Another good example there is power, he pointed out. “Power is an interesting one today. This is a problem we didn’t even have 10 years ago. We have multiple IPs with different power domains. We basically compromise accuracy by throwing that out, but we’ve gotten to the point that we can’t do that anymore and we can’t model that in RTL. That’s led to the emergence of UPF to allow us to describe the power intent and then enable us to do power aware type simulation to give us a little more accuracy but see what we’re doing? It’s interesting, we go to the techniques to speed up simulation but then all of a sudden the accuracy is poor and we’re getting [burn on the nets], so we have to bring it back in.”

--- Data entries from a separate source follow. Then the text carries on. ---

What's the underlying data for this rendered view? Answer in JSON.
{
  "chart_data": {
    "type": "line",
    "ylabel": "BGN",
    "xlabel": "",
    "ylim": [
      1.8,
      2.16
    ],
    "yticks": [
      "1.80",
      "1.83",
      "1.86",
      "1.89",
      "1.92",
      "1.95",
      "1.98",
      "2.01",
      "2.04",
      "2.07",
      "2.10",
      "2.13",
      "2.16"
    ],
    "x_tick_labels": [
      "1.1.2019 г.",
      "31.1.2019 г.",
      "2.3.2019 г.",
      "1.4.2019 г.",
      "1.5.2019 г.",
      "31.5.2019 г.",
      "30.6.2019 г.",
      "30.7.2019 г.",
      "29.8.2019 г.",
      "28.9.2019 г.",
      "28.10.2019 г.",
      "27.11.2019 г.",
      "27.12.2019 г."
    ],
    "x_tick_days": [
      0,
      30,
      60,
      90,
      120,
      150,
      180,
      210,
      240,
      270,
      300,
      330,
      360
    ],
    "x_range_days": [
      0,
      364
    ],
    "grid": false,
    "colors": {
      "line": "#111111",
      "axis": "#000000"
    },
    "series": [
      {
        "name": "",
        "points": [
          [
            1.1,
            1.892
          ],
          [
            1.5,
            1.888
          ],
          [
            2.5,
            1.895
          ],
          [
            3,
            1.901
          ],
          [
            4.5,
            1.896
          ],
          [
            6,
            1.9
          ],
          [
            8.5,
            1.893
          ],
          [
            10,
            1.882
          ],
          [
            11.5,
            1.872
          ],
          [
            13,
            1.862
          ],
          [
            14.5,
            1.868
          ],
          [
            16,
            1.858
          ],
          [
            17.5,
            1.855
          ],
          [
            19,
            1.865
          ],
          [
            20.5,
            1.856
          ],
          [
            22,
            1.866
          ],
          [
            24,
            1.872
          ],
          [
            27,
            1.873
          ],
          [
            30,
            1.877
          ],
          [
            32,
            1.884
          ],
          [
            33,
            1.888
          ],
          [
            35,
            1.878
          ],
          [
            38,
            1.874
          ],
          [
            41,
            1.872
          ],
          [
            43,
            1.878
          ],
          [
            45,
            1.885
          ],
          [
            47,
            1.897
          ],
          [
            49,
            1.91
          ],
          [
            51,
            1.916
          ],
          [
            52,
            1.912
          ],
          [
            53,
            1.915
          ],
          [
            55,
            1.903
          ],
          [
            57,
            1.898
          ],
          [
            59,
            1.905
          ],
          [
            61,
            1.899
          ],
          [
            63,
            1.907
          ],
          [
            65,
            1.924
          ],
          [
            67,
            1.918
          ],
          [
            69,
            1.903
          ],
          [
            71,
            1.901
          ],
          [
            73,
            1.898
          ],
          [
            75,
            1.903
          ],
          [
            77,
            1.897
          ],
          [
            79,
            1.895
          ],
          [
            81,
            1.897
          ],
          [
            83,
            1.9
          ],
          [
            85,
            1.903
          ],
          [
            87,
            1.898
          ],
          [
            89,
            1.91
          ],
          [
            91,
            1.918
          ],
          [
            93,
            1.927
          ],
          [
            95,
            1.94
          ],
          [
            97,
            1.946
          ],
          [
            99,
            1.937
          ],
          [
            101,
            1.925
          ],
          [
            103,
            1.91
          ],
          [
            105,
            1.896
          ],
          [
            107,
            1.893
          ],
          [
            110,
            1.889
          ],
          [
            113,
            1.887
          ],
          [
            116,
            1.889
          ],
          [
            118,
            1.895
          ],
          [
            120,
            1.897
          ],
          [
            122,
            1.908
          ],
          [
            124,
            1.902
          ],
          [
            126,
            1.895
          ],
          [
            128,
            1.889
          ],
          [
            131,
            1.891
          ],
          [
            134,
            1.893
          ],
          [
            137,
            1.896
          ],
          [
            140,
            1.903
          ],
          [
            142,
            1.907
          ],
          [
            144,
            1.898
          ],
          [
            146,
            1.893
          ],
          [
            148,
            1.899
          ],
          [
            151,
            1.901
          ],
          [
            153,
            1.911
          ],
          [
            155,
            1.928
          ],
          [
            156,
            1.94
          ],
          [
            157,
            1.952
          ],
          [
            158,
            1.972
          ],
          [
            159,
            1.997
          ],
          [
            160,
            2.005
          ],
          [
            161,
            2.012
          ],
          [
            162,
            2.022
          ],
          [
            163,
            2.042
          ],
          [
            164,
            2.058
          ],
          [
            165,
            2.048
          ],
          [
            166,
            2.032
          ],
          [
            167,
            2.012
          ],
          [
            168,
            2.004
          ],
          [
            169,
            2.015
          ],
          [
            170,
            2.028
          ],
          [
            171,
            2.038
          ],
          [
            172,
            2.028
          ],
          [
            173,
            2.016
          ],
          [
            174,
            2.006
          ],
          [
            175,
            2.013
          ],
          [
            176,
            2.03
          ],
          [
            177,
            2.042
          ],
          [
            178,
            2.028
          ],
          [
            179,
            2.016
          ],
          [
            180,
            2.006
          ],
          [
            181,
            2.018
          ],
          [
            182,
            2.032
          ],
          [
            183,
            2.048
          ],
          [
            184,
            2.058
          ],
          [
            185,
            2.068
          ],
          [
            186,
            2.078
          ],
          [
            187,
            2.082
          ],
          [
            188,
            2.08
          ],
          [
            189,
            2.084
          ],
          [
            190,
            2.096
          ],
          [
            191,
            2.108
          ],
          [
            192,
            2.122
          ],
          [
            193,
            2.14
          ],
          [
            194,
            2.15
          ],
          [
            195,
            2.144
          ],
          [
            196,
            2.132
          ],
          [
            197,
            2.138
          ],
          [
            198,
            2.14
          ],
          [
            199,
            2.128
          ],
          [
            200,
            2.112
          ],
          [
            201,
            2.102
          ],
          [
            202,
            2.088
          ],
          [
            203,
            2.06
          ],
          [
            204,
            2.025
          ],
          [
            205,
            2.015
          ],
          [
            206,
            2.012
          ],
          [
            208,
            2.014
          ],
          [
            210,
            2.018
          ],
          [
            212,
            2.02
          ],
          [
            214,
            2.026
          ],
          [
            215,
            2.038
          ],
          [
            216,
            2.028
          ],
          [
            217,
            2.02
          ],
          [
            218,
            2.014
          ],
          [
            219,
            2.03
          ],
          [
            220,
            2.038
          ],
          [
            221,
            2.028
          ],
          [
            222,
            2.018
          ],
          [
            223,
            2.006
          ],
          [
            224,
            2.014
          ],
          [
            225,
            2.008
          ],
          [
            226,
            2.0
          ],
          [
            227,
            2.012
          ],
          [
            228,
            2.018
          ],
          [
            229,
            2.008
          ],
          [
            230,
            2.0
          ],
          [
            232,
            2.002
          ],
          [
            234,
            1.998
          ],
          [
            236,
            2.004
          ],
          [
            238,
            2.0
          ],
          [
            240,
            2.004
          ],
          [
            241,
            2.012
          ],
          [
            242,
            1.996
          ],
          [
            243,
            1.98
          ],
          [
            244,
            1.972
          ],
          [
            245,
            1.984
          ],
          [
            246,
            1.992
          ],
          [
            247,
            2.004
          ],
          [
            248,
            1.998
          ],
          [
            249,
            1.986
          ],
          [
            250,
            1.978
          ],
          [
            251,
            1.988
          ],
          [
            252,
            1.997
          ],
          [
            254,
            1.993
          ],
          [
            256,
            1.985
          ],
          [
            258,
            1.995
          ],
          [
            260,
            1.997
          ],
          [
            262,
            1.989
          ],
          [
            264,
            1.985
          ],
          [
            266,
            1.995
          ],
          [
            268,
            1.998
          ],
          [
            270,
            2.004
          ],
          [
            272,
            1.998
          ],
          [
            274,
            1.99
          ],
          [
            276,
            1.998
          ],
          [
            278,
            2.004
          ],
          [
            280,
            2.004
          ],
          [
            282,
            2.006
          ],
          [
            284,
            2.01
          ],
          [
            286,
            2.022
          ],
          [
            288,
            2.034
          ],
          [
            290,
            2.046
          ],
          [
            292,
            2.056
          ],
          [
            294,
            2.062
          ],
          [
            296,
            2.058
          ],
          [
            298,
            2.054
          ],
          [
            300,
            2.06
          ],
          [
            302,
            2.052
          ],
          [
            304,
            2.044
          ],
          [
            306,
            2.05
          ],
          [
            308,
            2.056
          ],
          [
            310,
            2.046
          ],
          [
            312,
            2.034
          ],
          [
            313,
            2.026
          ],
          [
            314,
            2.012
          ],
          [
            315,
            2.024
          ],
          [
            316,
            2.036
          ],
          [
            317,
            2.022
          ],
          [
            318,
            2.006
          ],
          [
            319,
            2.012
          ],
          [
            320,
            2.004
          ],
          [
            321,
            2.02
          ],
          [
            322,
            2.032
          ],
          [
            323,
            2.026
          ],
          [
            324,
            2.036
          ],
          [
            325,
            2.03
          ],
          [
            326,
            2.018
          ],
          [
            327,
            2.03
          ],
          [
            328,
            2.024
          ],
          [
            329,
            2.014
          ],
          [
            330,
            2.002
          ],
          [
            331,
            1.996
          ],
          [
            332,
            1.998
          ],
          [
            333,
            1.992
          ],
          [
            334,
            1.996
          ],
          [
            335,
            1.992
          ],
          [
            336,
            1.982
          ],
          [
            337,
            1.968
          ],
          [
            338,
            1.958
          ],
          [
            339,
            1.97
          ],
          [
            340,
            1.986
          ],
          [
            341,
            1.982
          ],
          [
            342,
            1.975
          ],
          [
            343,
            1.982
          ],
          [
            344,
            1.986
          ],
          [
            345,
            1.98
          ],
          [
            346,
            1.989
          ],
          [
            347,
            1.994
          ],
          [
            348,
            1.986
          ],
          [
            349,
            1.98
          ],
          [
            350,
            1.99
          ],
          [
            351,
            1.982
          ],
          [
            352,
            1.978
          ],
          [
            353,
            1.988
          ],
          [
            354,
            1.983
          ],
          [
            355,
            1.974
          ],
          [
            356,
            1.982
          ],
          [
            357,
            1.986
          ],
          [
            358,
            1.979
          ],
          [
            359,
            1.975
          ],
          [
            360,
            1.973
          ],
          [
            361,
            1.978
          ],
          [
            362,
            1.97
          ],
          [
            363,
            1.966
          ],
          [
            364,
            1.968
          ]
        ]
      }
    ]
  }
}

Michael Sanie, senior director of verification marketing at Synopsys, pointed out that when moving up to the system level, the tools used are in addition to the simulation and Formal Verification. “You start to do architectural exploration or performance analysis at a very high level, even post RTL. You also start looking at doing Emulation where you have the whole design running with a bunch of real software thrown at it. And you also may end up doing FPGA prototyping. People are bringing the notion of coverage into those tools as well.”

He expects that the industry will start to demonstrate how to track coverage within emulation environments, but wouldn’t be more specific as to tool announcements.

“At some point, we need to start looking at performance coverage, because when you look at a system, you have now a metric that you need to be running this at a certain speed. Otherwise, the whole thing is useless. And how much of your tests have you done for a performance metric? This is not going to get easier, of course, but maybe at that point there will be other ways of managing confidence, not just coverage. Maybe look we’ll take it to the lab and run a whole bunch of tests.”

He agreed the whole area of verification is an unbounded problem that’s just getting bigger and bigger. “Our understanding as an industry on how much of it is handled is that we have no idea. Still, we will come up with new ideas and new techniques.”